Ça fait longtemps qu'on ne s'était pas extasiés sur un autoportrait de Curiosity, le rover martien de la Nasa débarqué sur la planète rouge en 2012. Il sait se prendre en photo lui-même grâce à la caméra installée au bout de son grand bras articulé. Ce 11 octobre, date du cliché, Curiosity visitait «Glen Etive», un lieu-dit martien où le robot a percé deux trous dans la roche pour étudier sa composition. A l'arrière-plan, on distingue le bord nord de l'immense cratère Gale où Curiosity se trouve depuis son atterrissage, et à droite, on voit le début d'un flanc du mont Sharp, qui trône au milieu du cratère.

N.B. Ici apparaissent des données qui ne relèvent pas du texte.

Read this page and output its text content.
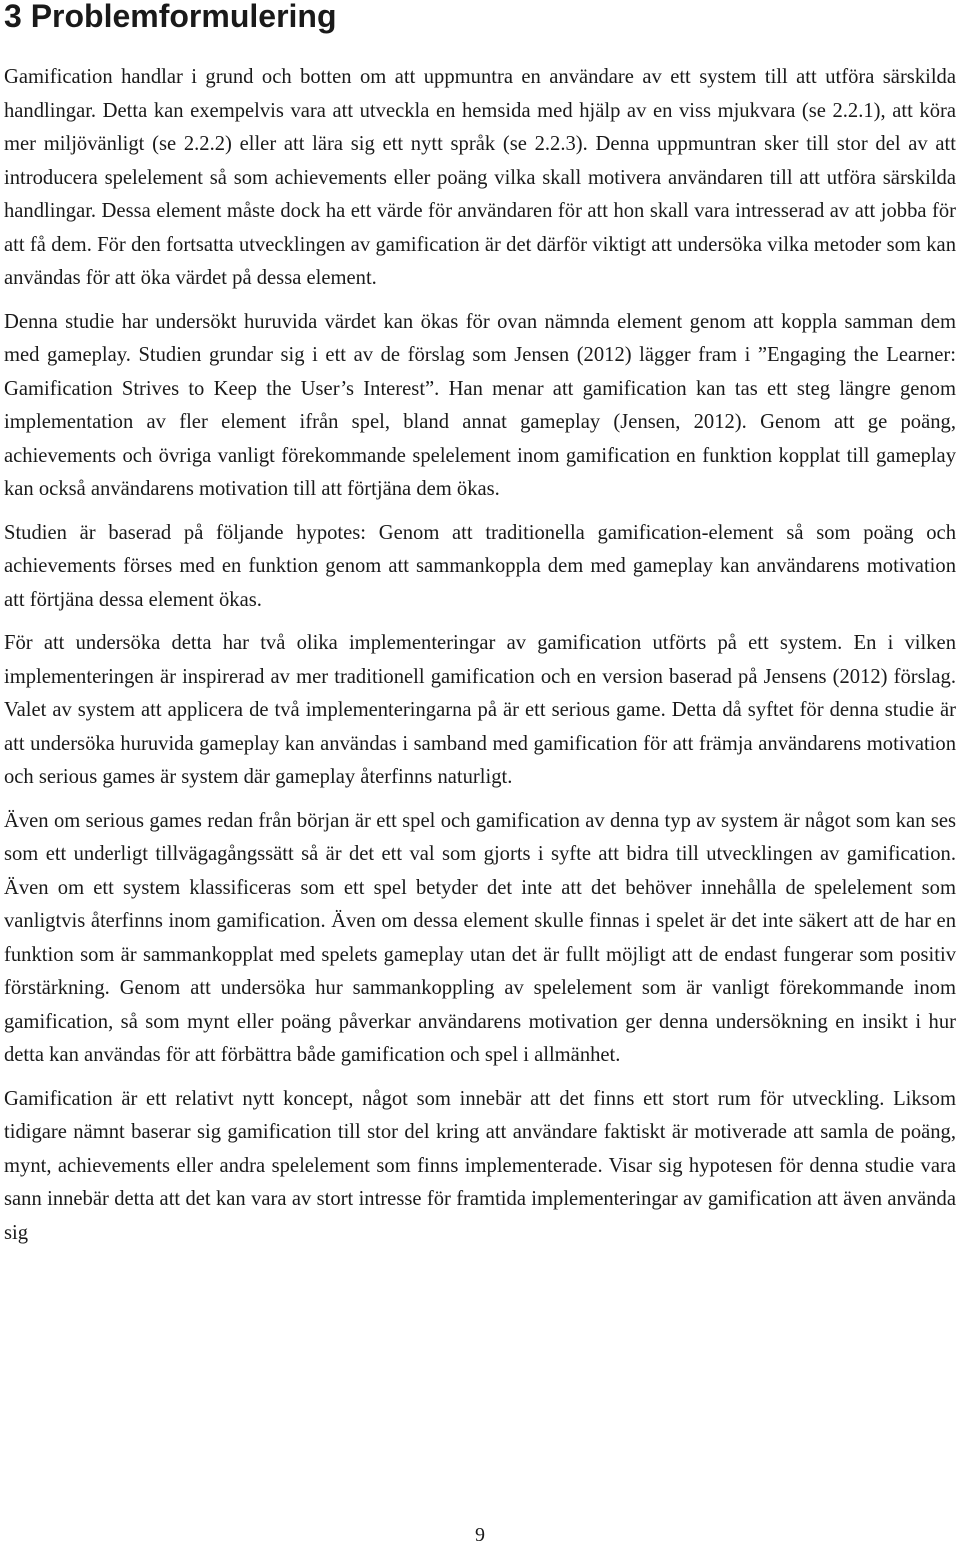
3 Problemformulering

Gamification handlar i grund och botten om att uppmuntra en användare av ett system till att utföra särskilda handlingar. Detta kan exempelvis vara att utveckla en hemsida med hjälp av en viss mjukvara (se 2.2.1), att köra mer miljövänligt (se 2.2.2) eller att lära sig ett nytt språk (se 2.2.3). Denna uppmuntran sker till stor del av att introducera spelelement så som achievements eller poäng vilka skall motivera användaren till att utföra särskilda handlingar. Dessa element måste dock ha ett värde för användaren för att hon skall vara intresserad av att jobba för att få dem. För den fortsatta utvecklingen av gamification är det därför viktigt att undersöka vilka metoder som kan användas för att öka värdet på dessa element.

Denna studie har undersökt huruvida värdet kan ökas för ovan nämnda element genom att koppla samman dem med gameplay. Studien grundar sig i ett av de förslag som Jensen (2012) lägger fram i ”Engaging the Learner: Gamification Strives to Keep the User’s Interest”. Han menar att gamification kan tas ett steg längre genom implementation av fler element ifrån spel, bland annat gameplay (Jensen, 2012). Genom att ge poäng, achievements och övriga vanligt förekommande spelelement inom gamification en funktion kopplat till gameplay kan också användarens motivation till att förtjäna dem ökas.

Studien är baserad på följande hypotes: Genom att traditionella gamification-element så som poäng och achievements förses med en funktion genom att sammankoppla dem med gameplay kan användarens motivation att förtjäna dessa element ökas.

För att undersöka detta har två olika implementeringar av gamification utförts på ett system. En i vilken implementeringen är inspirerad av mer traditionell gamification och en version baserad på Jensens (2012) förslag. Valet av system att applicera de två implementeringarna på är ett serious game. Detta då syftet för denna studie är att undersöka huruvida gameplay kan användas i samband med gamification för att främja användarens motivation och serious games är system där gameplay återfinns naturligt.

Även om serious games redan från början är ett spel och gamification av denna typ av system är något som kan ses som ett underligt tillvägagångssätt så är det ett val som gjorts i syfte att bidra till utvecklingen av gamification. Även om ett system klassificeras som ett spel betyder det inte att det behöver innehålla de spelelement som vanligtvis återfinns inom gamification. Även om dessa element skulle finnas i spelet är det inte säkert att de har en funktion som är sammankopplat med spelets gameplay utan det är fullt möjligt att de endast fungerar som positiv förstärkning. Genom att undersöka hur sammankoppling av spelelement som är vanligt förekommande inom gamification, så som mynt eller poäng påverkar användarens motivation ger denna undersökning en insikt i hur detta kan användas för att förbättra både gamification och spel i allmänhet.

Gamification är ett relativt nytt koncept, något som innebär att det finns ett stort rum för utveckling. Liksom tidigare nämnt baserar sig gamification till stor del kring att användare faktiskt är motiverade att samla de poäng, mynt, achievements eller andra spelelement som finns implementerade. Visar sig hypotesen för denna studie vara sann innebär detta att det kan vara av stort intresse för framtida implementeringar av gamification att även använda sig

9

La photo originale (sur le site de la Nasa) est d’une excellente résolution, à en imprimer des posters. Avis aux amateurs… Photo Nasa. JPL-Caltech. MSSS

… et Insight plante enfin son thermomètre

Un peu plus loin sur Mars (à 600 kilomètres environ), l'atterrisseur Insight, qui doit écouter battre le cœur de la planète, reprend du poil de la bête. Son instrument HP3 était bloqué dans le sol depuis le mois de février : il s'agit d'une sonde thermique qui devait s'enfoncer de cinq mètres en percutant le sol avec un poids, pour mesurer la température en profondeur. Mais après 30 centimètres seulement, la percussion a dû être arrêtée car la sonde n'avançait plus. Comme si elle avait rencontré un obstacle infranchissable.

Les ingénieurs de la Nasa et ceux de l’agence spatiale allemande, qui a conçu l’instrument, ont brainstormé des mois et simulé des bricolages sur Terre pour résoudre le problème. Ils ont finalement décidé d’utiliser la petite pelleteuse d’Insight pour appuyer sur la sonde HP3 et l’aider à s’enfoncer dans le sol. Et ça marche ! En fait, ce n’était pas un rocher qui bloquait la progression.

La sonde HP3, à gauche et attachée par un câble-ruban orange, s’enfonce dans le sol avec l’aide de la pelleteuse d’Insight qui fait appui.

Pour s'enfoncer, la taupe de HP3 «a en effet besoin que le sol lui oppose une certaine force de friction, explique Ciel et Espace. Celle-ci était apparemment insuffisante, si bien que le pénétrateur rebondissait plutôt qu'il n'avançait. Mais la friction due au contact de la pelleteuse semble efficace. Ainsi aidé, le pénétrateur d'InSight s'est enfoncé de 2 cm ces derniers jours».